I don’t remember much of our conversation that day, but it had to do with my staying in college. My brother, George, was in the army and after ‘boot camp’ I could join him and we could see the world, so I was told by the recruiter. That sounded a whole lot better than doing dishes, going to college, and being penniless. When the meal was over, Dad gave me a piece of money and said, “Go pay the bill and keep the change.” Not noticing, I took the check and money to the counter to pay and realized I was holding a $100 bill. I had never seen such a large bill except for monopoly money.

I returned to the table and told Dad, “You gave me a $100 bill, you meant to give me ten.” He said, “No, pay the bill and keep the change.” My father knew I didn’t have two dimes to rub together, and believed if I had some extra change in my pocket, I might stay in college. After paying the bill, I was left with $94.

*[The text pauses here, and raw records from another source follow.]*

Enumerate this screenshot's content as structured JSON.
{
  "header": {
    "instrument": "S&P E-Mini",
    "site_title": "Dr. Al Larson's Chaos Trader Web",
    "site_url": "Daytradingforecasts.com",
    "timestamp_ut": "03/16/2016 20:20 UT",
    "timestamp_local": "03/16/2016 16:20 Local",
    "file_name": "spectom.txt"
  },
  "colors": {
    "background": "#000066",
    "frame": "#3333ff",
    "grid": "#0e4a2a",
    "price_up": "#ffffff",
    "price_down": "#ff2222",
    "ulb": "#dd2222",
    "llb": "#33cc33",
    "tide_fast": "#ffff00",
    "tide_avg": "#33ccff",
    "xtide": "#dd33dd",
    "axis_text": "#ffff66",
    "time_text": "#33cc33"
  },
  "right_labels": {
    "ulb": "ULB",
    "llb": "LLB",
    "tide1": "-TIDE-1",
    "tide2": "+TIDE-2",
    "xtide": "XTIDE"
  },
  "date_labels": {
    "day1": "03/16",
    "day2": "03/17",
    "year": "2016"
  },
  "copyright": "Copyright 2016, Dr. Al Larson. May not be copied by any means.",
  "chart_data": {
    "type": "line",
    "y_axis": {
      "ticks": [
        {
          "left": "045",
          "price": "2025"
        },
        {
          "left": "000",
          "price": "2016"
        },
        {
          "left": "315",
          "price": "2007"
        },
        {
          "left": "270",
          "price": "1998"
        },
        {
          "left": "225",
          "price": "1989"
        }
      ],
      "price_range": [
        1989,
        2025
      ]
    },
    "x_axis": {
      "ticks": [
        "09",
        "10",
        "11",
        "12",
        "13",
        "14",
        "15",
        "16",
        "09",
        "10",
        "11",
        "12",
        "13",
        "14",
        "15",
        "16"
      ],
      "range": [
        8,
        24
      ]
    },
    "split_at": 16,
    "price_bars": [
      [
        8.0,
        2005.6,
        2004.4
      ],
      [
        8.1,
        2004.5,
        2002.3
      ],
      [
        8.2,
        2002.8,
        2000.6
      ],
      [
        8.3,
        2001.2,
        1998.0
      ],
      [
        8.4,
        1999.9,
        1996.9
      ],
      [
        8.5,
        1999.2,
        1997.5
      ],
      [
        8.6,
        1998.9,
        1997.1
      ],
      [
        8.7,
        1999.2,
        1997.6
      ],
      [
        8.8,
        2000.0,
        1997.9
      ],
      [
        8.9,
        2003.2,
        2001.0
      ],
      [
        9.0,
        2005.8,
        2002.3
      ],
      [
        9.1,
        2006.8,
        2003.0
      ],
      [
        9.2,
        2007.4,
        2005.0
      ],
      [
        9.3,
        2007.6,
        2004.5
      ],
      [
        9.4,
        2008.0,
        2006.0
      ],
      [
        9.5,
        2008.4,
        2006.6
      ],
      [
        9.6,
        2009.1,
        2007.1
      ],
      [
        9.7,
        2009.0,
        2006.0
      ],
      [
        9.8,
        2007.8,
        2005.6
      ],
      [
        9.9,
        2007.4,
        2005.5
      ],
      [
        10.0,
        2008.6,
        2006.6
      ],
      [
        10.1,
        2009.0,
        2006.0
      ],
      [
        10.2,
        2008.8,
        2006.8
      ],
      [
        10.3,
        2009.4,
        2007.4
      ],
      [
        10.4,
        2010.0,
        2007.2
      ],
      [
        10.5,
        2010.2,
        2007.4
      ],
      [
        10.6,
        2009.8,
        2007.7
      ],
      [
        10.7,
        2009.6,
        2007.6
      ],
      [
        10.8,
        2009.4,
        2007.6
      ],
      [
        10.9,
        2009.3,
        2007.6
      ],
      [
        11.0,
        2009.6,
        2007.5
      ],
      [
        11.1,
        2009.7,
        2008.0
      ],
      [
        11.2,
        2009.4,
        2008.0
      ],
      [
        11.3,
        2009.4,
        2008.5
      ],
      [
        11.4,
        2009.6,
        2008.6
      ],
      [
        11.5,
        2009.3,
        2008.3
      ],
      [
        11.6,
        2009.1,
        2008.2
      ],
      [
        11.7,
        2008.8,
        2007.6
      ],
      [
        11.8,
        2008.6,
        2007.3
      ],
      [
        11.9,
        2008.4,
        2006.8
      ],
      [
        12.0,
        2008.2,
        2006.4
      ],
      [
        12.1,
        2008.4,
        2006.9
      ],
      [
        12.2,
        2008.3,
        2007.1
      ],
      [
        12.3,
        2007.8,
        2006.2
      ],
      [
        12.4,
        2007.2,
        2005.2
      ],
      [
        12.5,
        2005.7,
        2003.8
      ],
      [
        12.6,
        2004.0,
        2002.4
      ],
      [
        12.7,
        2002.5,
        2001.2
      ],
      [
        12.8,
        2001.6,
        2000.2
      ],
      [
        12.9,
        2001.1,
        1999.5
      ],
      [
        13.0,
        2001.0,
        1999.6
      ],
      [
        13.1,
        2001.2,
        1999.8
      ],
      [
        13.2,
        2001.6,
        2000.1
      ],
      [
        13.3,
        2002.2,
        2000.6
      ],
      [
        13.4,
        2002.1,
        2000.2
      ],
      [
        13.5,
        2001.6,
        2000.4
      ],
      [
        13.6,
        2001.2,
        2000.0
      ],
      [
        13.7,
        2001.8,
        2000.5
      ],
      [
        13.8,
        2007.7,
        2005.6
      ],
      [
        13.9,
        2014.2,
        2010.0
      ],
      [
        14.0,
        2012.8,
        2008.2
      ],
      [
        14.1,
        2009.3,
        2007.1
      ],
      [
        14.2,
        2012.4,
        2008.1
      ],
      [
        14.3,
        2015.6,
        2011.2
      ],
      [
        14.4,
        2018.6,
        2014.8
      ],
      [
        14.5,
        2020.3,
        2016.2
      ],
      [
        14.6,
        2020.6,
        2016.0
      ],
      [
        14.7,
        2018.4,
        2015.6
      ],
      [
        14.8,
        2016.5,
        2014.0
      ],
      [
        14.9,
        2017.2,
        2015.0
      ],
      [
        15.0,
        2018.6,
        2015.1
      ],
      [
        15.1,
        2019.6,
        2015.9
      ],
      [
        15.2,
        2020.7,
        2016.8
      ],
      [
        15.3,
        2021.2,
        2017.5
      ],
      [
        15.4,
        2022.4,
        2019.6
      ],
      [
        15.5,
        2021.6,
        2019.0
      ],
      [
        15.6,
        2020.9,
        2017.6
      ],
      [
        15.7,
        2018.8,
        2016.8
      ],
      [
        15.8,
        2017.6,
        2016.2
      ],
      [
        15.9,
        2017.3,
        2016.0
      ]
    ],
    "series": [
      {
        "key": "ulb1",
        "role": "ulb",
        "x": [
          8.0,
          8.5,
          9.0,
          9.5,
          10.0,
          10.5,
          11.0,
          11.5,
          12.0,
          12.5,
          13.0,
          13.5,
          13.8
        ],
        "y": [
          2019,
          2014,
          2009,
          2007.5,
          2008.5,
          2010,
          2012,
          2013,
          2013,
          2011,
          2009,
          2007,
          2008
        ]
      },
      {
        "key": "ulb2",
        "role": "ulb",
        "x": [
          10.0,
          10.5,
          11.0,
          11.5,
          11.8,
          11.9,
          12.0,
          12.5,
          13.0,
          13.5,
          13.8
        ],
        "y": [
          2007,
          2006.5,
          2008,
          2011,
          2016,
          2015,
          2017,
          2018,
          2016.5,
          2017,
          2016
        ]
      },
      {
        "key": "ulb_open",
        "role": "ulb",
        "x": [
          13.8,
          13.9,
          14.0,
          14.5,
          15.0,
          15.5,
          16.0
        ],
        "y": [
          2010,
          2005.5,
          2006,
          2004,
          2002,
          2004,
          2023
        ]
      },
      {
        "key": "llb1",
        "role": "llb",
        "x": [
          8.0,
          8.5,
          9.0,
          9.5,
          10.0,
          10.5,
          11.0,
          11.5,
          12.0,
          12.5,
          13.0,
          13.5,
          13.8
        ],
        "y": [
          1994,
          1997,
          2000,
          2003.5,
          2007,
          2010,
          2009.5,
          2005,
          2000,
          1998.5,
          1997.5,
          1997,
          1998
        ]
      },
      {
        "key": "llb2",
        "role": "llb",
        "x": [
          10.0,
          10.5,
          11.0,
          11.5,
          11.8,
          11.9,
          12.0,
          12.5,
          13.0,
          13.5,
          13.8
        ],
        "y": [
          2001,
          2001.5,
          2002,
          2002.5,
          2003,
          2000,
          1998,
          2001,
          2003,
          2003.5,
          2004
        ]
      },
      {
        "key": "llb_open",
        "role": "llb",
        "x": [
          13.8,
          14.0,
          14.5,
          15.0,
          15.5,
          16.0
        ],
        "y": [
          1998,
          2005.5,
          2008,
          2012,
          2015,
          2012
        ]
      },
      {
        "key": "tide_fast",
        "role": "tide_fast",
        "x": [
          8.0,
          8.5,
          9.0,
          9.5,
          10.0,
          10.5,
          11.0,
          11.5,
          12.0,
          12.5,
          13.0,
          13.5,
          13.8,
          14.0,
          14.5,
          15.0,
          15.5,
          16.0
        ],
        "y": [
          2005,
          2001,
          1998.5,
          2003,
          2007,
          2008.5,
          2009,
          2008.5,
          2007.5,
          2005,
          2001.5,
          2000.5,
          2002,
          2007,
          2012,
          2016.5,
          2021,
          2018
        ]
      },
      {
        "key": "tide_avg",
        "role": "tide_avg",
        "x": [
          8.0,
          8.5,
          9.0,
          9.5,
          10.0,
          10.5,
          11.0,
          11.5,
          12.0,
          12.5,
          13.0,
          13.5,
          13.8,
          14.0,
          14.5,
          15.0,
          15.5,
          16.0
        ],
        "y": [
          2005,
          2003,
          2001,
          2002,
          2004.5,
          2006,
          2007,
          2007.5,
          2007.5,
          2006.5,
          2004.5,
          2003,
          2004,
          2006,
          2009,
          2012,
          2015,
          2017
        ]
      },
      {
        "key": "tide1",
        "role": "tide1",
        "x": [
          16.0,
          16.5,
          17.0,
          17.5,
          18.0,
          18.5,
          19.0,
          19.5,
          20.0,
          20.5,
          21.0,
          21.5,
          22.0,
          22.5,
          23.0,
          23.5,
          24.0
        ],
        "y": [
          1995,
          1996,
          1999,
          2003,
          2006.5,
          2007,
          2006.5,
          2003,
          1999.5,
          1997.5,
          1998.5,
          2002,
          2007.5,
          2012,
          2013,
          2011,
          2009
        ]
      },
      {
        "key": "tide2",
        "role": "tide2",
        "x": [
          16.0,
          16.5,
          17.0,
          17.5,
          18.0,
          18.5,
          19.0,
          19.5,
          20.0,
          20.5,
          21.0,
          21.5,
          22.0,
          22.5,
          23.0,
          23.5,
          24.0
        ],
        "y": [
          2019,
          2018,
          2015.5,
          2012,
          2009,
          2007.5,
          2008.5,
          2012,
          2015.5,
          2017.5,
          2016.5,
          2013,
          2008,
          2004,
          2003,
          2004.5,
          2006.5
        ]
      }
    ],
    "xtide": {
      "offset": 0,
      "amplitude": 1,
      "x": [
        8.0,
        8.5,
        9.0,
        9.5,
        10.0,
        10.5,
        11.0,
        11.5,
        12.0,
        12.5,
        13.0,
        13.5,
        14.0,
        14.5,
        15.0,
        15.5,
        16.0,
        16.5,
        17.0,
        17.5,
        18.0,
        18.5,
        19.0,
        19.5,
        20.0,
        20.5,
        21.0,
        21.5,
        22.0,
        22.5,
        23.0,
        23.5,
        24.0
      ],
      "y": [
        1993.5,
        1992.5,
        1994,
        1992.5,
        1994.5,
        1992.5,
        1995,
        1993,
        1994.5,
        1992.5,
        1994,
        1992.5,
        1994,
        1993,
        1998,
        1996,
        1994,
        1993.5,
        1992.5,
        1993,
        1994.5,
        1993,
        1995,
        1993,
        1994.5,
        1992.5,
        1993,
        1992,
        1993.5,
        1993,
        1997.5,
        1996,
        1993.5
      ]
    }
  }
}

Years later, I learned that my parents stopped at the Marshall County bank in Plymouth on their way to Marion. Dad took out a loan for $100 for his homesick boy, and was hoping and praying for the love of God his boy would stay in college. And I did.

The journey has taken me around the world a time or two, but that luncheon at the Crossroads long ago, still looms as one of the greatest moments in my life. And the words, keep the change, stand as the watershed statement that best articulates my understanding of grace.

Keep the change. My father’s words to me at the Crossroads. My heavenly Father’s words to me at the cross. Oh the depths and stretch of such a gift. I don’t suppose I’ll ever get to the end of it. I don’t suppose I’m meant to.

Keep the change. Keep the faith, and by all means, keep telling the story. The best is yet to be.